Geçtiğimiz haftalarda sizlere yol şartları ve önlemleriyle ilgili bilgiler vermiştim.
Bu hafta ise trafik eğitiminde en temel unsur olan, trafiğe çıkmadan önce yapılması gereken hazırlıklardan söz edeceğim. Otomobil kullanmak başlı başına bir bilgi ve beceri işidir ve unutmayın ki emniyet kurallarına uyarak otomobil kullanırsanız, çok daha güvenli ve keyif verici bir sürüş yaşarsınız. Bu keyfi trajediye dönüştürmemek için sizlere aşağıda söz edeceklerimi dikkatle okumanızı öneririm.
Otomobile binmeden önce, lastik havalarını gözle dahi olsa kontrol etmeyi unutmayın. Lastik havasının ideal basınçta olması veya olmaması yola tutunmanızı önemli ölçüde etkileyeceği unutulmamalıdır.
Sizlere hatırlatmak istediğim önemli bir diğer konu da, iyi bir görüş için yapmanız gerekenler... Otomobiliniz kirli olsa da, siz yola çıkmadan mutlaka camlarınız ve dikiz aynalarınızı temizlemelisiniz. Temizlik sırasında ön konsolunuza parlatıcı sprey sıkılması da, güneşin ön cama yansımasını arttıracak ve görüşünüzü olumsuz yönde etkileyecektir. Sabah ya da akşam saatlerinde karşıdan sizi rahatsız edecek bir açı ile gelen güneşe karşı, otomobilinizde sürekli bir güneş gözlüğü bulundurmanızı tavsiye ederim. Yolculuk esnasında bu bölümde kaset ya da CD gibi cama yansıma yapabilecek şeyleri bulundurmamanız gerekir.
Güvenli sürüşün en önemli noktalarından biri de, direksiyon başında oturma pozisyonunuzdur. Otomobil kullanırken konfordan çok güvenliğe önem verilmesi esastır.

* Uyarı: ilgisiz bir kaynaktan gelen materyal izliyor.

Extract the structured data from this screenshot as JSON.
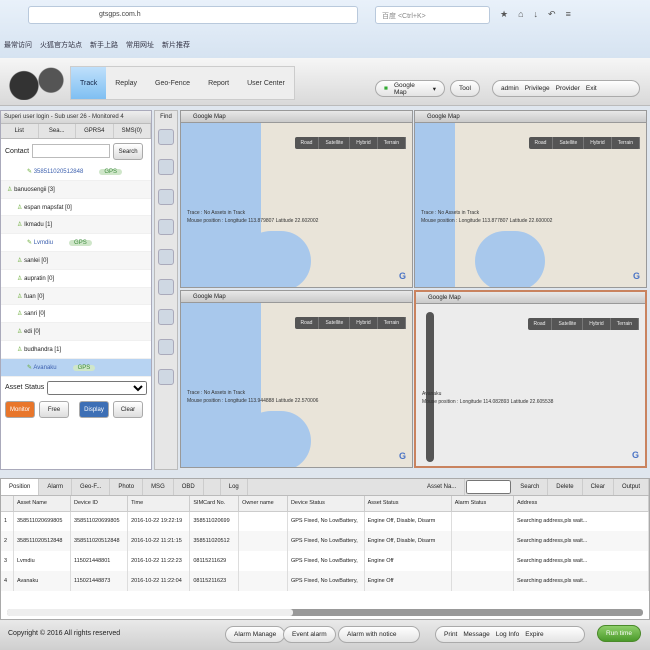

Ne yazık ki ülkemizde alışkanlık haline gelmiş olan 45 derecelik açıyla geriye doğru yatırılmış koltuklar, sürüş konsantrasyonunu azaltacak, tehlike anında vereceğiniz tepki süresini uzatacak ve kaza anında tehlikeye çıkarılan davetiye haline gelecektir. Aşırı derecede geri alınmış koltuklar ise, yine direksiyon başında verilen tepkileri geciktirmekten öteye gitmeyecektir. Yapmanız gereken en uygun koltuk ayarı; beliniz 90 derece dik, kollarınızı direksiyon üzerine uzattığınız zaman bileklerinizin alt kısmının direksiyon simidinin üst noktasına temas edeceği şekildedir. Böylelikle hem daha rahat bir sürüş pozisyonu, hem de olası tehlikelere karşı direksiyona daha hakim ve defansif bir sürüş kabiliyeti kazanabilirsiniz.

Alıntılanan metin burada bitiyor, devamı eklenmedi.